NaturalAntibody, Szczecin, Poland.
Discovery Data Science, Genmab, Copenhagen, Denmark.
MAbs. 2024 Jan-Dec;16(1):2361928. doi: 10.1080/19420862.2024.2361928. Epub 2024 Jun 6.
The naïve human antibody repertoire has theoretical access to an estimated > 10 antibodies. Identifying subsets of this prohibitively large space where therapeutically relevant antibodies may be found is useful for development of these agents. It was previously demonstrated that, despite the immense sequence space, different individuals can produce the same antibodies. It was also shown that therapeutic antibodies, which typically follow seemingly unnatural development processes, can arise independently naturally. To check for biases in how the sequence space is explored, we data mined public repositories to identify 220 bioprojects with a combined seven billion reads. Of these, we created a subset of human bioprojects that we make available as the AbNGS database (https://naturalantibody.com/ngs/). AbNGS contains 135 bioprojects with four billion productive human heavy variable region sequences and 385 million unique complementarity-determining region (CDR)-H3s. We find that 270,000 (0.07% of 385 million) unique CDR-H3s are highly public in that they occur in at least five of 135 bioprojects. Of 700 unique therapeutic CDR-H3, a total of 6% has direct matches in the small set of 270,000. This observation extends to a match between CDR-H3 and V-gene call as well. Thus, the subspace of shared ('public') CDR-H3s shows utility for serving as a starting point for therapeutic antibody design.

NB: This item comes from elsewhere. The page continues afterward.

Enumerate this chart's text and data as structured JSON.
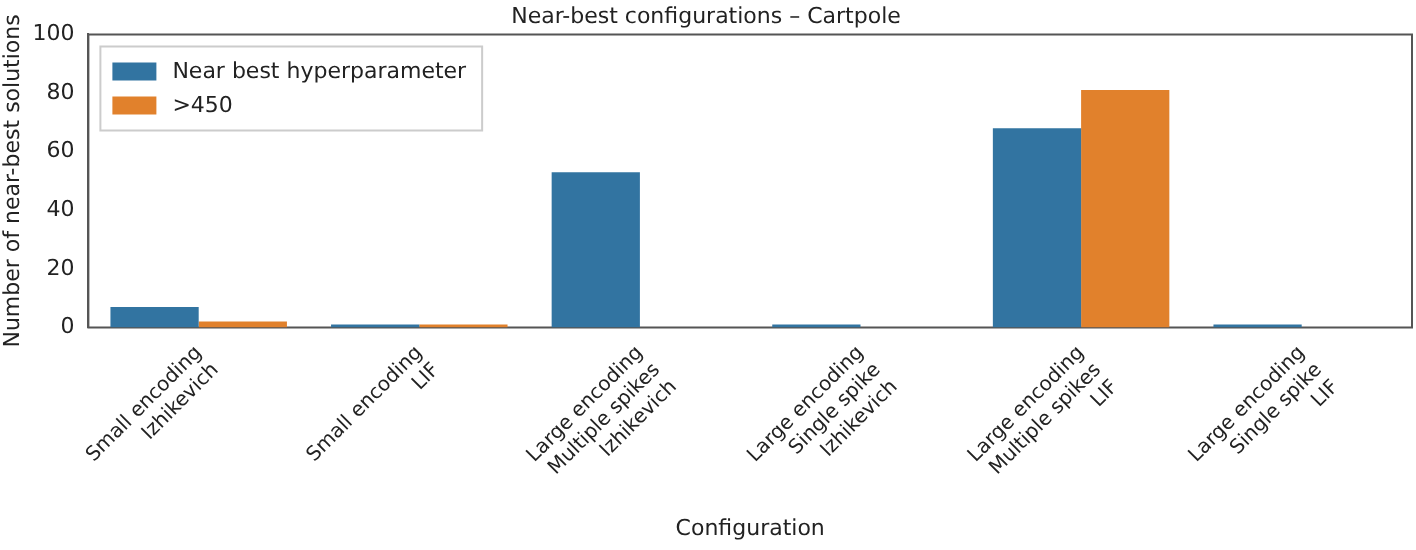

人类幼稚抗体库理论上可以接触到估计超过 10 亿种抗体。识别出这个庞大空间中的亚群,其中可能存在有治疗意义的抗体,这对于这些药物的开发很有用。先前已经证明,尽管序列空间巨大,但不同的个体可以产生相同的抗体。也表明,尽管治疗性抗体通常遵循看似非自然的开发过程,但它们可以自然独立地产生。为了检查序列空间的探索是否存在偏差,我们从公共存储库中挖掘数据,以确定 220 个生物项目,共有 70 亿个读数。在这些项目中,我们创建了一个人类生物项目子集,我们将其作为 AbNGS 数据库(https://naturalantibody.com/ngs/)提供。AbNGS 包含 135 个生物项目,其中包含 40 亿个人类重链可变区序列和 3.85 亿个独特的互补决定区(CDR)-H3。我们发现,27 万(3850 万的 0.07%)个独特的 CDR-H3 在至少 135 个生物项目中的 5 个以上高度公开。在 700 个独特的治疗性 CDR-H3 中,共有 6%在这 27 万的小集中有直接匹配。这一观察结果也扩展到了 CDR-H3 和 V 基因调用之间的匹配。因此,共享(“公共”)CDR-H3 的子空间对于作为治疗性抗体设计的起点很有用。